Scientists have created miniature magnetic swimming devices - which mimic the appearance of sperm cells - that could revolutionize disease treatment by ferrying drugs to specific areas of the body. The devices, which measure as small as one millimeter long, consist of a magnetic head and flexible tail that allows them to “swim” to a specific location when activated by a magnetic field. Researchers at the University of Exeter in the UK, who designed the devices and magnetic control mechanism, have also created a mathematical model that allows them to predict the devices’ behavior in different environments, such as microfluidic channels or complex liquids. The researchers believe that the devices could be used to deliver drugs to specific areas of the body, thus potentially dramatically improving treatment time and success.

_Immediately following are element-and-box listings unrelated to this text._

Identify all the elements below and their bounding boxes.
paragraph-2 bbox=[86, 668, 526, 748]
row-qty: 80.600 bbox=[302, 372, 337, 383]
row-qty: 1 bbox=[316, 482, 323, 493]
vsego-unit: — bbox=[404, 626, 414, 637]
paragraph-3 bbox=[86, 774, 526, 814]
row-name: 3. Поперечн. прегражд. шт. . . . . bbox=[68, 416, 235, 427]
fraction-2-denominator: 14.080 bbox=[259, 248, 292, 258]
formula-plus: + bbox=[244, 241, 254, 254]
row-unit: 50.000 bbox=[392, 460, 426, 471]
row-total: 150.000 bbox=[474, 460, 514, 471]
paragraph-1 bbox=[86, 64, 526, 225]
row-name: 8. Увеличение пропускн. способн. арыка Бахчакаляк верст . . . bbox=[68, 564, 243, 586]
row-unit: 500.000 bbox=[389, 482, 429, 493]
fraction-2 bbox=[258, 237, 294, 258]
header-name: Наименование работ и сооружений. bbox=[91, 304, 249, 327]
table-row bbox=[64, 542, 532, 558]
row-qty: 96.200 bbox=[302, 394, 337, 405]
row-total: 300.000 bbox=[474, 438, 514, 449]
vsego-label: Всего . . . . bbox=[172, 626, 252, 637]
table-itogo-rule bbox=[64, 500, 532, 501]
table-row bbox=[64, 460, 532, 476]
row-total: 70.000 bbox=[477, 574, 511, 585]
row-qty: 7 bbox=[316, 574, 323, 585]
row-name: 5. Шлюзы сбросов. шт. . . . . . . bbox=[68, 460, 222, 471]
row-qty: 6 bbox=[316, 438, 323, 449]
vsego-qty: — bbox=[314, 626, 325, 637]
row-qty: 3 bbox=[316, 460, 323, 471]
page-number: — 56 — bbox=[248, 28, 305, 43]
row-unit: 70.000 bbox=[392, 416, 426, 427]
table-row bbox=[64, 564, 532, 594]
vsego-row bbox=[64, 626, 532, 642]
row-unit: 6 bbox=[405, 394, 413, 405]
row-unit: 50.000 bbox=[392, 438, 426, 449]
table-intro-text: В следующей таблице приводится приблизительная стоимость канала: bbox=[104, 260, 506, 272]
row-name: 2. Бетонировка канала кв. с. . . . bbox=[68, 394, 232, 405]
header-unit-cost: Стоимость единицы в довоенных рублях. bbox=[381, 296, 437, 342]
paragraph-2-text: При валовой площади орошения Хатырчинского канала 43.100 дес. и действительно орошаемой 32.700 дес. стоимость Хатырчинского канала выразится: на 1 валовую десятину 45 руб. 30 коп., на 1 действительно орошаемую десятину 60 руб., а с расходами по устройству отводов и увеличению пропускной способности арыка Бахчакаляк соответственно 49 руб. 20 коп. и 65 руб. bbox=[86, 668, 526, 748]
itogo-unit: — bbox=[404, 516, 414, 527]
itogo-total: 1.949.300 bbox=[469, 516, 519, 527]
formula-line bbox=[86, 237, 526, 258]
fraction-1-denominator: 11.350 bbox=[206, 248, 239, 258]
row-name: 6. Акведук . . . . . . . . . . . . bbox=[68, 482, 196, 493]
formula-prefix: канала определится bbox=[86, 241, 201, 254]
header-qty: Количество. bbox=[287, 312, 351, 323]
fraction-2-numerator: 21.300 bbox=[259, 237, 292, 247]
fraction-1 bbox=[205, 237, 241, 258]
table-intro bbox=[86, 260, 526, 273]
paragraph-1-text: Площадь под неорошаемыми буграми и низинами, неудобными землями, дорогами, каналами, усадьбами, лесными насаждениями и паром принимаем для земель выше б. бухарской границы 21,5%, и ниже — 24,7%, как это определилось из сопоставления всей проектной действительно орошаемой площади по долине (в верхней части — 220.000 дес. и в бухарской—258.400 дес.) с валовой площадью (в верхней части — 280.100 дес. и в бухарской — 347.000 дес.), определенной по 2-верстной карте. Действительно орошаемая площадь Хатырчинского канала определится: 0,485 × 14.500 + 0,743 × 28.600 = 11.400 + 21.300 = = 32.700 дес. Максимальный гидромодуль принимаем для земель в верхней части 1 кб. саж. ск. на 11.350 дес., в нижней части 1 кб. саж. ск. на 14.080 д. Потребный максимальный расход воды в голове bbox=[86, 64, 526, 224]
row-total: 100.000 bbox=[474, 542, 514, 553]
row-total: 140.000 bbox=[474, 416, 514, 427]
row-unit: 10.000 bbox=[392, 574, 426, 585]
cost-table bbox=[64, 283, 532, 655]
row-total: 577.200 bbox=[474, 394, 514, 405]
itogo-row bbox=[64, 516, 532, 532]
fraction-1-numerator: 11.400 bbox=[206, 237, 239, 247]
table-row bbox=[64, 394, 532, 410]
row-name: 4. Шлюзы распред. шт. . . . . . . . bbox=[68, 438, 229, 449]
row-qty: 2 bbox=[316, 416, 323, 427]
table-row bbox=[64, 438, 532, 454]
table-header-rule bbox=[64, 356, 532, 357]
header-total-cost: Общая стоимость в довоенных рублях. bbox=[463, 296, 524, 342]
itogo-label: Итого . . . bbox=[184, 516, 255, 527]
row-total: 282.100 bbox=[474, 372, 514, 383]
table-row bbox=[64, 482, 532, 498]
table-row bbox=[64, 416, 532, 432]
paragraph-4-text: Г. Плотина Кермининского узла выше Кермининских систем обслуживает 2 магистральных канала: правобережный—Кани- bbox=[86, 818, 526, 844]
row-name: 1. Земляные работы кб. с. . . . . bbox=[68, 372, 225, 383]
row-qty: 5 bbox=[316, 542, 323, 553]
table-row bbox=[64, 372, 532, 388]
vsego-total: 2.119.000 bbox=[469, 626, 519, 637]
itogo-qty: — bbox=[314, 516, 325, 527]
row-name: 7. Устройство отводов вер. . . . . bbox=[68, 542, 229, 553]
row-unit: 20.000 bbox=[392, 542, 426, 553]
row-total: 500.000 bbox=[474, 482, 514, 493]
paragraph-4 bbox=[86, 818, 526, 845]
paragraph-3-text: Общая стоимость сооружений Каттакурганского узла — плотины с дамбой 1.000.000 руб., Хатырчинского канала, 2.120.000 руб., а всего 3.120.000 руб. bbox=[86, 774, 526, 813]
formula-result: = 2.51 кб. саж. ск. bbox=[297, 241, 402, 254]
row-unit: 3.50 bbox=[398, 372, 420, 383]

The scientists also believe that the devices could revolutionize the wider field of microfluidics, which focuses on moving liquids through extremely narrow channels. The team’s research is currently focused on implementing microscopic prototypes and the researchers have already successfully demonstrated swimmers comparable to the size of red blood cells. The research was published recently in the Physics of Fluids journal. Professor Feodor Ogrin, principal investigator at the University of Exeter said: "Developing this technology could radically change the way we do medicine. The swimmers could one day be used to direct drugs to the right areas of the body by swimming through blood vessels. We also envisage microscopic versions of the device being used on 'lab-on-a-chip' technology, where complex procedures normally conducted in a laboratory, such as diagnosing disease, are conducted on a simple chip.